FIG. 6 is a characteristic diagram for explaining the operation of the present embodiment.

FIG. 7 is a block diagram showing a power supply control device of a conventional consumable electrode type arc welding machine.

FIG. 8 is a block diagram showing the comparator portion of the same.

FIG. 9 is a timing chart diagram similarly showing the current change.

FIG. 10 is a timing chart diagram showing the current change.
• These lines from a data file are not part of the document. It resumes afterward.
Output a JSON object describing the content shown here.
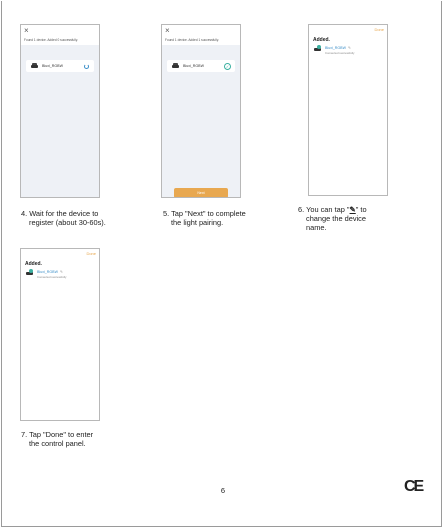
{
  "screens": {
    "s4": {
      "close": "×",
      "found": "Found 1 device. Added 0 successfully.",
      "device": "Bluxi_RGBW"
    },
    "s5": {
      "close": "×",
      "found": "Found 1 device. Added 1 successfully.",
      "device": "Bluxi_RGBW",
      "next": "Next"
    },
    "s6": {
      "done": "Done",
      "added": "Added.",
      "device": "Bluxi_RGBW",
      "status": "Connected successfully"
    },
    "s7": {
      "done": "Done",
      "added": "Added.",
      "device": "Bluxi_RGBW",
      "status": "Connected successfully"
    }
  },
  "captions": {
    "c4_l1": "4. Wait for the device to",
    "c4_l2": "register (about 30-60s).",
    "c5_l1": "5. Tap \"Next\" to complete",
    "c5_l2": "the light pairing.",
    "c6_l1": "6. You can tap \"",
    "c6_l1b": "\" to",
    "c6_l2": "change the device",
    "c6_l3": "name.",
    "c7_l1": "7. Tap \"Done\" to enter",
    "c7_l2": "the control panel."
  },
  "footer": {
    "page_number": "6",
    "ce_mark": "CE"
  },
  "colors": {
    "accent": "#e8a850",
    "link": "#3a8ec8",
    "success": "#3ab0a0",
    "screen_bg": "#eef1f6"
  }
}
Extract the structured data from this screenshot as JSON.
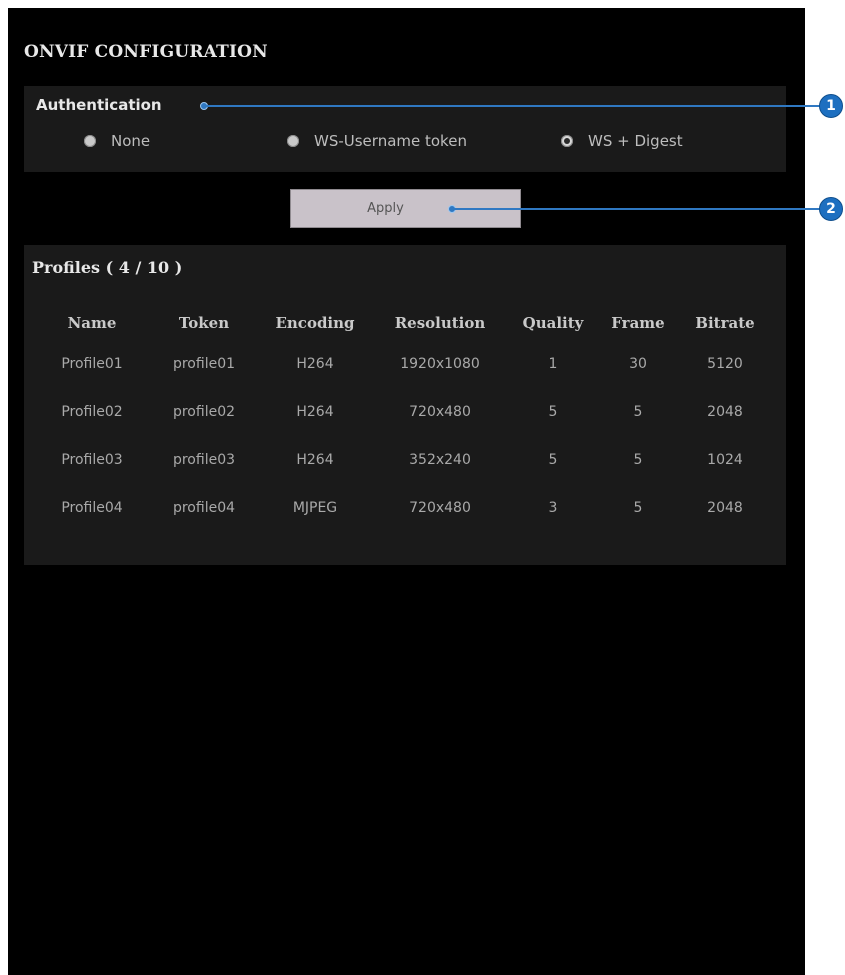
{
  "page": {
    "title": "ONVIF CONFIGURATION"
  },
  "authentication": {
    "title": "Authentication",
    "options": [
      {
        "label": "None",
        "checked": false
      },
      {
        "label": "WS-Username token",
        "checked": false
      },
      {
        "label": "WS + Digest",
        "checked": true
      }
    ]
  },
  "apply_label": "Apply",
  "profiles": {
    "title": "Profiles ( 4 / 10 )",
    "columns": [
      "Name",
      "Token",
      "Encoding",
      "Resolution",
      "Quality",
      "Frame",
      "Bitrate"
    ],
    "rows": [
      [
        "Profile01",
        "profile01",
        "H264",
        "1920x1080",
        "1",
        "30",
        "5120"
      ],
      [
        "Profile02",
        "profile02",
        "H264",
        "720x480",
        "5",
        "5",
        "2048"
      ],
      [
        "Profile03",
        "profile03",
        "H264",
        "352x240",
        "5",
        "5",
        "1024"
      ],
      [
        "Profile04",
        "profile04",
        "MJPEG",
        "720x480",
        "3",
        "5",
        "2048"
      ]
    ]
  },
  "callouts": [
    {
      "number": "1"
    },
    {
      "number": "2"
    }
  ],
  "colors": {
    "callout": "#2f78c2",
    "panel": "#000000",
    "section": "#1a1a1a"
  }
}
FIG. 11 is a timing chart diagram similarly showing the current change.

[Explanation of symbols]

 11; power supply 12; contact tip 13; welding wire 14; base material 15; current detector 16; roller 17; motor 18; motor driver 19; current setting device 20, 21; calculator 22; adder

 ─────────────────────────────────────────────────── ─── Continuation of the front page (72) Inventor Masahiro Honma 100-1 Urakawachi, Fujimae, Fujisawa, Kanagawa Kanagawa Fujisawa Plant (72) Inventor Hideshi Sato Urakawachi, Fujisawa, Kanagawa No. 100 No. 1 stock company Kobe Steel Works, Fujisawa Works

Claims (3)

[Claims] 1. A welding power source for supplying a welding voltage between a welding wire tip and a welding base material, a current detector for detecting a welding current from the welding power source, and a current setting device for setting the welding current. Based on the difference between the output signals of the current detector and the current setting device, the wire feeding speed variation that changes with time is obtained, and the wire feeding speed reference amount is obtained based on the output signal of the current setting device. A control unit that also outputs as a command value of the wire feeding speed, and a welding wire driving unit that feeds the welding wire toward the welding base metal at the feeding speed instructed by the welding wire feeding speed command value. And a consumable electrode type arc welding control device. 2. The control means calculates a difference between the output of the current detector and the output of the current setting device, and a variation of the wire feeding speed based on the output of the difference calculator. A fluctuation component calculator for calculating, a reference component output device for outputting a wire feed speed reference component based on the output of the current setting device, and a wire feed based on each output of the variation component calculator and the reference component output device. The consumable electrode type arc welding control device according to claim 1, further comprising a command value calculator that calculates a command value of the feed rate. 3. The wire feeding speed reference amount is obtained by previously obtaining an appropriate wire feeding speed as a function of welding current,
A plurality of these functions are set according to at least one welding condition consisting of wire diameter, wire material and gas type, and the control means selects an appropriate function according to the welding condition and is determined by the welding current. The consumable electrode type arc welding control device according to claim 1, wherein the wire feeding speed reference amount is output.